ELLSWORTH, Maine — Would-be secessionists in Hancock County’s largest city have a tight timeline if they’re going to put their bid for withdrawal from Regional School Unit 24 on November’s ballot.
The Ellsworth withdrawal committee met Friday afternoon to elect its chairman and set an agenda and timetable for negotiating withdrawal from the RSU.
The city clerk must have the ballot language in hand 35 days before the Nov. 7 election. Before that, the commissioner of the state’s Department of Education has 60 days to review and rubber-stamp the city’s proposal. So newly elected Chairman Mark Rosborough gave the committee an Aug. 1 deadline to complete its herculean task.
“It’s extremely tight,” Rosborough said Monday. “We’re going to have to meet a couple times a week in order to get this thing done.”
Voters in Ellsworth, Hancock and Lamoine each approved a June 12 referendum to leave the RSU, which formed in 2009. Residents in each of the three towns have expressed dissatisfaction with the RSU and gathered signatures in order to put the question to a vote.
In Ellsworth, secessionists say they have seen increased costs for Ellsworth’s share of education since the RSU was created. Rosborough also said residents have “lost control of the education of our own Ellsworth students.”

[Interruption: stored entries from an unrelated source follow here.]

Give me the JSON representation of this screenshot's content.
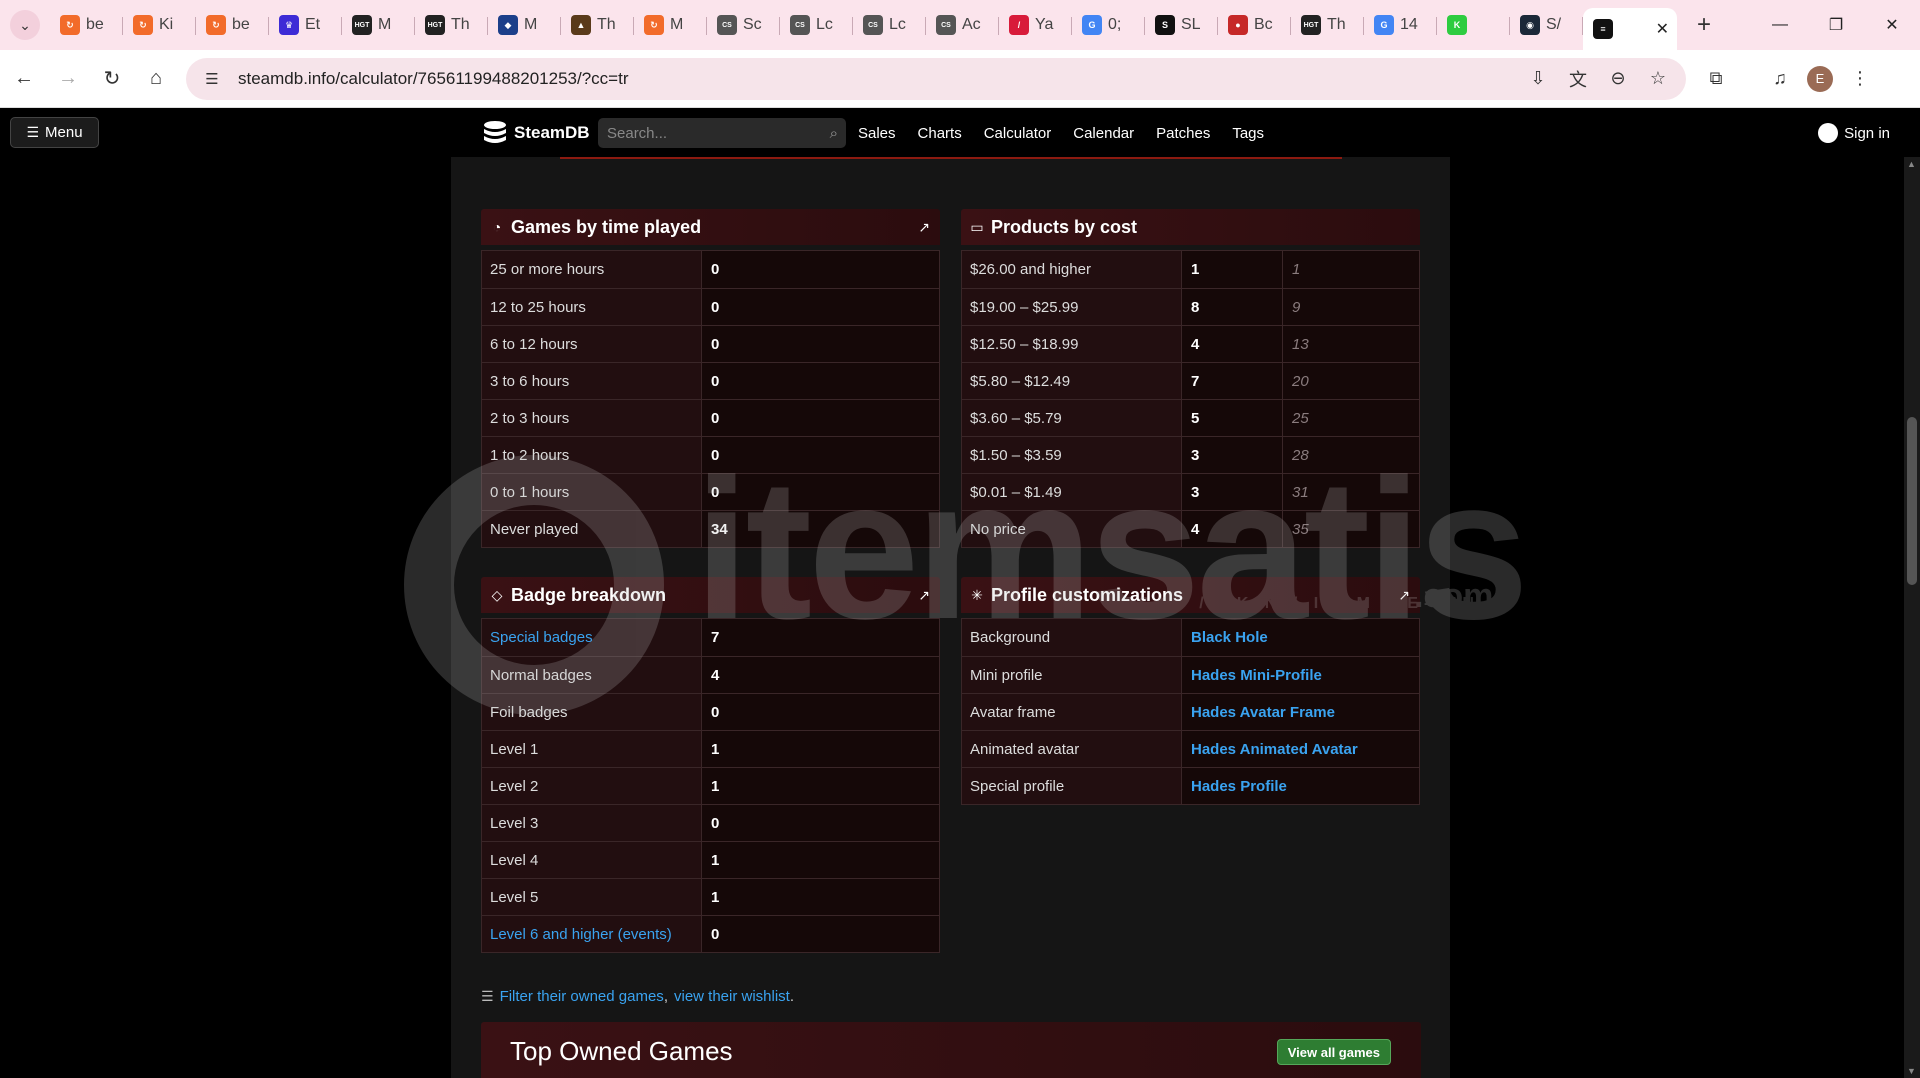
{
  "browser": {
    "tabs": [
      {
        "title": "be",
        "icon": "cycle-icon",
        "color": "#f26b2a"
      },
      {
        "title": "Ki",
        "icon": "cycle-icon",
        "color": "#f26b2a"
      },
      {
        "title": "be",
        "icon": "cycle-icon",
        "color": "#f26b2a"
      },
      {
        "title": "Et",
        "icon": "crown-icon",
        "color": "#3d2bd6"
      },
      {
        "title": "M",
        "icon": "hgt-icon",
        "color": "#222222"
      },
      {
        "title": "Th",
        "icon": "hgt-icon",
        "color": "#222222"
      },
      {
        "title": "M",
        "icon": "shield-icon",
        "color": "#1c3f8a"
      },
      {
        "title": "Th",
        "icon": "hat-icon",
        "color": "#5a3a1a"
      },
      {
        "title": "M",
        "icon": "cycle-icon",
        "color": "#f26b2a"
      },
      {
        "title": "Sc",
        "icon": "csgo-icon",
        "color": "#555555"
      },
      {
        "title": "Lc",
        "icon": "csgo-icon",
        "color": "#555555"
      },
      {
        "title": "Lc",
        "icon": "csgo-icon",
        "color": "#555555"
      },
      {
        "title": "Ac",
        "icon": "csgo-icon",
        "color": "#555555"
      },
      {
        "title": "Ya",
        "icon": "slash-icon",
        "color": "#d81b3a"
      },
      {
        "title": "0;",
        "icon": "google-icon",
        "color": "#4285f4"
      },
      {
        "title": "SL",
        "icon": "s-icon",
        "color": "#111111"
      },
      {
        "title": "Bc",
        "icon": "ball-icon",
        "color": "#c62828"
      },
      {
        "title": "Th",
        "icon": "hgt-icon",
        "color": "#222222"
      },
      {
        "title": "14",
        "icon": "google-icon",
        "color": "#4285f4"
      },
      {
        "title": "",
        "icon": "k-icon",
        "color": "#2ecc40"
      },
      {
        "title": "S/",
        "icon": "steam-icon",
        "color": "#1b2838"
      }
    ],
    "active_tab": {
      "title": "",
      "icon": "steamdb-icon"
    },
    "url": "steamdb.info/calculator/76561199488201253/?cc=tr",
    "profile_initial": "E"
  },
  "site": {
    "menu_label": "Menu",
    "logo_text": "SteamDB",
    "search_placeholder": "Search...",
    "nav": [
      "Sales",
      "Charts",
      "Calculator",
      "Calendar",
      "Patches",
      "Tags"
    ],
    "signin": "Sign in"
  },
  "games_by_time": {
    "title": "Games by time played",
    "rows": [
      {
        "label": "25 or more hours",
        "value": "0"
      },
      {
        "label": "12 to 25 hours",
        "value": "0"
      },
      {
        "label": "6 to 12 hours",
        "value": "0"
      },
      {
        "label": "3 to 6 hours",
        "value": "0"
      },
      {
        "label": "2 to 3 hours",
        "value": "0"
      },
      {
        "label": "1 to 2 hours",
        "value": "0"
      },
      {
        "label": "0 to 1 hours",
        "value": "0"
      },
      {
        "label": "Never played",
        "value": "34"
      }
    ]
  },
  "products_by_cost": {
    "title": "Products by cost",
    "rows": [
      {
        "label": "$26.00 and higher",
        "value": "1",
        "cumulative": "1"
      },
      {
        "label": "$19.00 – $25.99",
        "value": "8",
        "cumulative": "9"
      },
      {
        "label": "$12.50 – $18.99",
        "value": "4",
        "cumulative": "13"
      },
      {
        "label": "$5.80 – $12.49",
        "value": "7",
        "cumulative": "20"
      },
      {
        "label": "$3.60 – $5.79",
        "value": "5",
        "cumulative": "25"
      },
      {
        "label": "$1.50 – $3.59",
        "value": "3",
        "cumulative": "28"
      },
      {
        "label": "$0.01 – $1.49",
        "value": "3",
        "cumulative": "31"
      },
      {
        "label": "No price",
        "value": "4",
        "cumulative": "35"
      }
    ]
  },
  "badge_breakdown": {
    "title": "Badge breakdown",
    "rows": [
      {
        "label": "Special badges",
        "value": "7",
        "link": true
      },
      {
        "label": "Normal badges",
        "value": "4",
        "link": false
      },
      {
        "label": "Foil badges",
        "value": "0",
        "link": false
      },
      {
        "label": "Level 1",
        "value": "1",
        "link": false
      },
      {
        "label": "Level 2",
        "value": "1",
        "link": false
      },
      {
        "label": "Level 3",
        "value": "0",
        "link": false
      },
      {
        "label": "Level 4",
        "value": "1",
        "link": false
      },
      {
        "label": "Level 5",
        "value": "1",
        "link": false
      },
      {
        "label": "Level 6 and higher (events)",
        "value": "0",
        "link": true
      }
    ]
  },
  "profile_customizations": {
    "title": "Profile customizations",
    "rows": [
      {
        "label": "Background",
        "value": "Black Hole"
      },
      {
        "label": "Mini profile",
        "value": "Hades Mini-Profile"
      },
      {
        "label": "Avatar frame",
        "value": "Hades Avatar Frame"
      },
      {
        "label": "Animated avatar",
        "value": "Hades Animated Avatar"
      },
      {
        "label": "Special profile",
        "value": "Hades Profile"
      }
    ]
  },
  "filter_line": {
    "filter_link": "Filter their owned games",
    "separator": ",",
    "wishlist_link": "view their wishlist",
    "end": "."
  },
  "top_owned": {
    "title": "Top Owned Games",
    "button": "View all games"
  },
  "watermark": {
    "text": "itemsatis",
    "sub": "HESAP / SKIN / ITEM / E-PIN",
    "com": ".com"
  },
  "colors": {
    "accent_link": "#3aa3f0",
    "panel_header": "#3a1114",
    "button_green": "#2e7d32"
  }
}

On Monday, the committee — Rosborough, Ellsworth City Councilor John Moore, RSU 24 board member Michelle DeWitt and resident Ken Shea — requested a slew of documents from the RSU, items such as employee contracts, enrollment figures, inventories of real and personal property and other data.
It’s all part of the effort to negotiate what Ellsworth gets if withdrawal is approved. Presumably, that would include a return of control over Ellsworth High School and Hancock County Technical Center, which the city owned before the RSU was created. The city already owns its new elementary-middle school.
DeWitt said it might be hard to get a handle on some of the data the committee is seeking, especially personal property that doesn’t really stay at any one school.
“For example, lawnmowers are shuffled from school to school,” she said. “So a lawnmower in Ellsworth might not be ‘Ellsworth’s lawnmower.’”
The three towns seeking withdrawal are expected to band together to form an Alternative Organizational Structure, such as the one on Mount Desert Island, but that’s not a foregone conclusion; it’s still possible that Ellsworth goes it alone.
“We’ve had informal meetings with the other towns, but nothing’s set yet,” Rosborough said.
What happens in Ellsworth, Hancock and Lamoine will undoubtedly affect students and their parents in the rest of RSU 24. If the three withdrawal bids are successful, students in the remaining RSU 24 municipalities — Eastbrook, Franklin, Gouldsboro, Mariaville, Sorrento, Steuben, Sullivan, Waltham and Winter Harbor — could end up paying tuition to send their students to Sumner High School in Sullivan or to EHS.
Hancock’s withdrawal committee will convene Monday. Lamoine will follow suit Tuesday night.